The statement issued on behalf of the conference by Arthur Stark, chairman, and Malcolm Hoenlein, executive vice chairman and CEO, begins:

“It is our hope that the imposition of new sanctions will lead to meaningful negotiations and bring an end to the variety of threats that the Iranian leaders have been making. Beyond its nuclear program, the Islamic Republic of Iran has been expanding its support for terrorism in the region and globally, undermining and destabilizing governments in the region, and issuing military threats, including against the very existence of the state of Israel.”

Those threats, and the weekly hate sessions in which officially sanctioned mobs chant “death to Israel” and “death to America,” must be taken seriously.

Since the Islamist Revolution in Iran in 1979, the theocratic regime has flouted international law.   

Early in its misrule in Iran, the regime of Ayatollah Ruhollah Khomeini supported the “student takeover” of the U.S. Embassy in Tehran, holding 52 Americans hostage for 444 days. The hostage crisis was a major factor in President Jimmy Carter’s failure to win a second term. The hostages cleared Iranian airspace the moment President Ronald Reagan completed his oath of office.

Seizing an American embassy amounts to an act of war.  Other than a futile effort at a military rescue, which failed utterly, the crisis was allowed to drag on for more than a year.

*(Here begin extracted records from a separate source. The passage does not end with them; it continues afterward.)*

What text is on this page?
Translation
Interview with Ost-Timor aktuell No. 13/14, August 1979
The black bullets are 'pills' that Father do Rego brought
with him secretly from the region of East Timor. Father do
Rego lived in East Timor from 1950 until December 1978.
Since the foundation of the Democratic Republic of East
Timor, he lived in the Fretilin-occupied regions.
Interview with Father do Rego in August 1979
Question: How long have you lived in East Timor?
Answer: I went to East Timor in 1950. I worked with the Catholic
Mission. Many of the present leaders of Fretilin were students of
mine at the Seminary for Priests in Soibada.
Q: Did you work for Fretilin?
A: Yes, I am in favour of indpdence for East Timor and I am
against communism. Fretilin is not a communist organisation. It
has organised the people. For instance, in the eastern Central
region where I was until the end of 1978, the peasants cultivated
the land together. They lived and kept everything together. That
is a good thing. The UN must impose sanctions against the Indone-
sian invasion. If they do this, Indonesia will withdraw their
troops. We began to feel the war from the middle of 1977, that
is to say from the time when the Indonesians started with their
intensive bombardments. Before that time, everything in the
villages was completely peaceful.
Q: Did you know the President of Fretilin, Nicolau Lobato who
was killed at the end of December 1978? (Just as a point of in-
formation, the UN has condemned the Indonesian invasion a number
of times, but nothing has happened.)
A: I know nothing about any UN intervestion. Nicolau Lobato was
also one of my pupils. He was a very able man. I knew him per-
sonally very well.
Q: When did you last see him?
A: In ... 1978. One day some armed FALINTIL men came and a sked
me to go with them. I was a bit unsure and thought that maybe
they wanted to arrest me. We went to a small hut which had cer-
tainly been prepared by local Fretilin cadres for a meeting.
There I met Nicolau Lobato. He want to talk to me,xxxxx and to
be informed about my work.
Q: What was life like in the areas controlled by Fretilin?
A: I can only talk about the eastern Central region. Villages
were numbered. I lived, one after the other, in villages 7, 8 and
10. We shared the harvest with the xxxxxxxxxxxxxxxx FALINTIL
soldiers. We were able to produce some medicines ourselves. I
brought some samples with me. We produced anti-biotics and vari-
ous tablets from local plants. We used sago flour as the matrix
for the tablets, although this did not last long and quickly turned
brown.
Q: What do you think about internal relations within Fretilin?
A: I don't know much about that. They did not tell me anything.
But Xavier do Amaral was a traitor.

Iran never paid a political price for its takeover of the embassy.

Every decade since the ayatollahs took over Iran, there has been a popular uprising against the rulers in power, including one in 2009 that came close to toppling a regime that has become increasingly unpopular among several sectors of its population.

Iran and Russia have used Iran’s proxy terrorist group Hezbollah to keep in power Syrian dictator Bashar Assad, whose government is responsible for more than 500,000 deaths, dozens of attacks with chemical weapons and the displacement of over 12 million Syrians from their homes.

The statement by the Conference of Presidents also includes a plea to the European allies of the United States, some of whom are signatories to the Iran nuclear deal:

“We urge European and other countries to support the U.S. efforts for a more compressive arrangement for stricter compliance rules without sunset clauses, a prohibition against the development of long- and short-range ballistic missiles, along with any weaponization program, unfettered access to military and other barred sites for inspectors, and of course, a demand that Iran cease all human rights violations.”

That sound course of action from the conference provides a clear, sensible blueprint to repairing the defects in the existing Iran deal and assuring that it accomplishes its goal of permanently barring the terrorism-supporting regime from developing nuclear weapons of mass destruction. Let’s hope those who can make it happen listen to such wise counsel.